Pelli Fulvio · Nationalrat · 2004-06-16
Pelli Fulvio · Nationalrat · Tessin · Freisinnig-demokratische Fraktion · 2004-06-16
Wortprotokoll
L'initiative demande d'une manière très détaillée de mettre en oeuvre au plus vite la deuxième réforme de l'imposition des sociétés, afin que les objectifs suivants puissent être atteints: [PAGE 1107]

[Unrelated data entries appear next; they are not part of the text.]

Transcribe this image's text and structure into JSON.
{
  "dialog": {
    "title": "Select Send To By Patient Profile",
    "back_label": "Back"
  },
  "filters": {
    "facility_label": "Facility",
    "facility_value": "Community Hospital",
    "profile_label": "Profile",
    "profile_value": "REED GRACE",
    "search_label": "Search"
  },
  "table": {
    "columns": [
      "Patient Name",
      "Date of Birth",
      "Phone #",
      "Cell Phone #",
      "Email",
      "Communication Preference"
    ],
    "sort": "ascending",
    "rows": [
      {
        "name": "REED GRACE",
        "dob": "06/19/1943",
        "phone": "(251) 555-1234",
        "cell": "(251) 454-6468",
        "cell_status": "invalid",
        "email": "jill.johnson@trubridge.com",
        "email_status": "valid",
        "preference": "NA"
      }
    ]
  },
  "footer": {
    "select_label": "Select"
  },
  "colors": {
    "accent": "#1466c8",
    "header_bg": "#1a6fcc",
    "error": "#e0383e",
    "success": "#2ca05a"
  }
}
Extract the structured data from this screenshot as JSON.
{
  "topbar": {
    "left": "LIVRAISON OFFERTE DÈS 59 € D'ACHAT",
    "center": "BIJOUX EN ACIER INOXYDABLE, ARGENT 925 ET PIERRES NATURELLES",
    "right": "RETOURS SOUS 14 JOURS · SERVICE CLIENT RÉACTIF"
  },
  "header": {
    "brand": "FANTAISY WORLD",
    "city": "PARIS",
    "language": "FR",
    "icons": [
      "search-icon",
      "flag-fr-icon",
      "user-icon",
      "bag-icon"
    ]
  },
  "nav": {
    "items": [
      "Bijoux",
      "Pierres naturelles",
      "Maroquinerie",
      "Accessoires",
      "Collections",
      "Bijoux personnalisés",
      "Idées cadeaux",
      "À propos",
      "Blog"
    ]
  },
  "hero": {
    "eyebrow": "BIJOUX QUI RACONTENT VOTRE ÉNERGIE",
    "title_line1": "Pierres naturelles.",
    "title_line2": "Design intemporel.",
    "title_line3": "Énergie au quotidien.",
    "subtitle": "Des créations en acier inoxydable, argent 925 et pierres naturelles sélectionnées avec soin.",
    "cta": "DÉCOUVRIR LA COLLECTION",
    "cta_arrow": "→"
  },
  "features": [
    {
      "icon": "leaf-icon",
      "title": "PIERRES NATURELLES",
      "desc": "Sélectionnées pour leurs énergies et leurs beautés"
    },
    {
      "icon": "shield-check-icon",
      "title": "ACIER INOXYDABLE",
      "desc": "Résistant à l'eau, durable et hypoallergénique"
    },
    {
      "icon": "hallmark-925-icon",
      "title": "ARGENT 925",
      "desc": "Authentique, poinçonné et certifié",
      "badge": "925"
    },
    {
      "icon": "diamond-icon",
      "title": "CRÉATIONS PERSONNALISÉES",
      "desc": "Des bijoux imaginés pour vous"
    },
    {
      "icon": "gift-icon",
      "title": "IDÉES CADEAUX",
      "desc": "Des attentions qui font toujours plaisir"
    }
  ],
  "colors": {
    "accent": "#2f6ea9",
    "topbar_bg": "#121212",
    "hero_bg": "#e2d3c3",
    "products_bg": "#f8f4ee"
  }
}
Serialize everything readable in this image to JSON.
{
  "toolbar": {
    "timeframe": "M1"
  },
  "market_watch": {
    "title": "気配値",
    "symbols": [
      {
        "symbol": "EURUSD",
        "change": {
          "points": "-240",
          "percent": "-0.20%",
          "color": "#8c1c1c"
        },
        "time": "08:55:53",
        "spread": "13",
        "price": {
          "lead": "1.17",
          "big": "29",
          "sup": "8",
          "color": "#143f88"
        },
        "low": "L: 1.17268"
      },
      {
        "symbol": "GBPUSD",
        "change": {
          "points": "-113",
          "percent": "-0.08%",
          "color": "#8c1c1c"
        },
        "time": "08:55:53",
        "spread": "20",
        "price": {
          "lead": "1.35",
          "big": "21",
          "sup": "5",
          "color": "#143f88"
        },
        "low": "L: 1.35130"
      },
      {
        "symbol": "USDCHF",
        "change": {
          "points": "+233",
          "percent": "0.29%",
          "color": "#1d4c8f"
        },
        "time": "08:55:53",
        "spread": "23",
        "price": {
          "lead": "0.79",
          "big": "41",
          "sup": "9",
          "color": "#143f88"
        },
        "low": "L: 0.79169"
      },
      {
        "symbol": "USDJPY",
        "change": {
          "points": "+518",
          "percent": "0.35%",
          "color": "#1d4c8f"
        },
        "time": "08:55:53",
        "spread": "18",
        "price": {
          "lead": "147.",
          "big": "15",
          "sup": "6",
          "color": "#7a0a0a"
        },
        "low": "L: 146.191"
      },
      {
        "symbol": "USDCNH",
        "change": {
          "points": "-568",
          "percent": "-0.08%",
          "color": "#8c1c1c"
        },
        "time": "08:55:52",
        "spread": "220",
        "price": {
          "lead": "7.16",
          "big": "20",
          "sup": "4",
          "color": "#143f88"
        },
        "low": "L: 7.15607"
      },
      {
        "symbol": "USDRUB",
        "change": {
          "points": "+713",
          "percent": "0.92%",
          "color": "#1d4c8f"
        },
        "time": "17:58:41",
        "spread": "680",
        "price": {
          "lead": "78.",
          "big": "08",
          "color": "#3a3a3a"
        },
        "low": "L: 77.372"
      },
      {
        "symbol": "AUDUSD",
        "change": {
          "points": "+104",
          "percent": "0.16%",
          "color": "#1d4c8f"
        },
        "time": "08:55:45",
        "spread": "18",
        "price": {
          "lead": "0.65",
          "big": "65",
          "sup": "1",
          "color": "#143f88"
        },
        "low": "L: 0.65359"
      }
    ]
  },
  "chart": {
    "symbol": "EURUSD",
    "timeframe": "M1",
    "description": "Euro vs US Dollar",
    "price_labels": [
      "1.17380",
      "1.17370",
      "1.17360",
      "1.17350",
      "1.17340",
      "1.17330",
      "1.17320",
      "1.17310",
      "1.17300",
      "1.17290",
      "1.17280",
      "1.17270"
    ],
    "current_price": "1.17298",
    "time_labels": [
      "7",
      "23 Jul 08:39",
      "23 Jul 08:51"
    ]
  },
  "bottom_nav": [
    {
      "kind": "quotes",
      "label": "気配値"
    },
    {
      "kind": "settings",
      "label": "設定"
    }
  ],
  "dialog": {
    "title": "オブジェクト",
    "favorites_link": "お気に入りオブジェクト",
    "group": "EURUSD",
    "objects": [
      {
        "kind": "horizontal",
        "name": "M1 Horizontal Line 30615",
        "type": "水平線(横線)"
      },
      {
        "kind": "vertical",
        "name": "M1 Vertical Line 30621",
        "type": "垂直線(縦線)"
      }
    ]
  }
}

1. diminution de moitié de la double imposition du capital-risque;
2. égalité de traitement entre le capital social et l'agio;
3. allègement de l'imposition des héritiers des propriétaires d'entreprises dans le cas des raisons individuelles et des sociétés de personnes;
4. augmentation de la réduction pour participations;
5. garantie de la sécurité du droit lors de la recomposition de l'actionnariat.
Avec un vote clair et net, par 18 voix contre 0 et 5 abstentions, la commission vous propose de donner suite à cette initiative.
Pourquoi ce résultat si clair? Selon la commission, la réforme de l'imposition des sociétés est absolument nécessaire. Malgré la première réforme de l'imposition des sociétés, reconnue comme étant une réussite, la Suisse continue de présenter des particularités qui ralentissent les entreprises, précisément les PME, dans leurs efforts, et empêchent le maintien des emplois. Il s'agit en l'occurrence de la double charge qui pèse sur les dividendes et, pour le Département fédéral des finances, de l'absence de l'imposition des gains de participation.
Comme le montre une étude du professeur Keuschnigg, de l'Université de Saint-Gall, les répercussions de la deuxième réforme de la fiscalité des entreprises sur l'économie générale sont considérables. Certes, s'agissant de l'imposition marginale, la comparaison des charges fiscales entre pays est toujours favorable à la Suisse, malgré la double imposition des dividendes. Le taux est de 39 pour cent, alors qu'il est de 56 pour cent en Allemagne et aux Etats-Unis. Mais les distorsions provoquées par la double imposition frappant les bénéfices des entreprises et des dividendes sont très problématiques. Notre système fiscal empêche qu'un capital propre soit injecté de l'extérieur dans les entreprises. C'est un obstacle à l'investissement, surtout pour les entreprises jeunes et à croissance rapide, largement tributaires de capital propre venant de l'extérieur.
Ce frein à la croissance doit être desserré. La deuxième réforme est une démarche contribuant à ce que le capital soit investi en Suisse et que des emplois y soient créés. Précisons qu'il s'agit là d'importantes impulsions à la croissance, qui ne bénéficie pas seulement aux entreprises.
Selon l'étude de l'Université de Saint-Gall, une réforme ferait augmenter la productivité du travail et les salaires, le revenu disponible et l'emploi. A moyen terme, l'enjeu porte sur quelque 10 000 emplois. Enfin, la mesure pourrait également permettre de régler la question de l'imposition des liquidations d'entreprises, ce qui, avec le changement des générations dans les PME et dans l'agriculture, constitue un gros problème économique et un frein aux adaptations structurelles. Comme vous le voyez, les pertes fiscales sont donc nécessairement à considérer comme un investissement qui s'amortira à moyen terme.
En deuxième lieu, au vu des chiffres et de la faiblesse de notre croissance, il était difficile pour notre commission de comprendre pourquoi la réforme fiscale, présentée comme objectif de la législature passée, continue à être ajournée. Depuis 2000, dix interventions parlementaires, y compris la motion déposée par la Commission de l'économie et des redevances, ont exigé une réforme. La présente initiative parlementaire est à cet égard le dernier instrument possible permettant au Parlement de fixer lui-même le calendrier de l'objet en cas d'ajournement prolongé.
Dans ce contexte, je relève encore un point technique. Les auteurs de l'initiative ont quasiment élaboré un projet de loi; le degré de détails est exceptionnel. Cela donnera une base intéressante et utile pour les délibérations lors de la deuxième phase de traitement de l'initiative. Néanmoins, il est important de souligner qu'une commission législative n'est pas du tout obligée de suivre le texte d'une initiative. En deuxième phase, elle a toute liberté de faire ses propres propositions et de s'écarter des propositions faites dans le texte de l'initiative.
En résumé, la réforme est urgente et en souffrance depuis longtemps. La commission vous prie de donner suite à l'initiative parlementaire et espère que le Conseil fédéral présentera son message sur la réforme aussi rapidement que possible.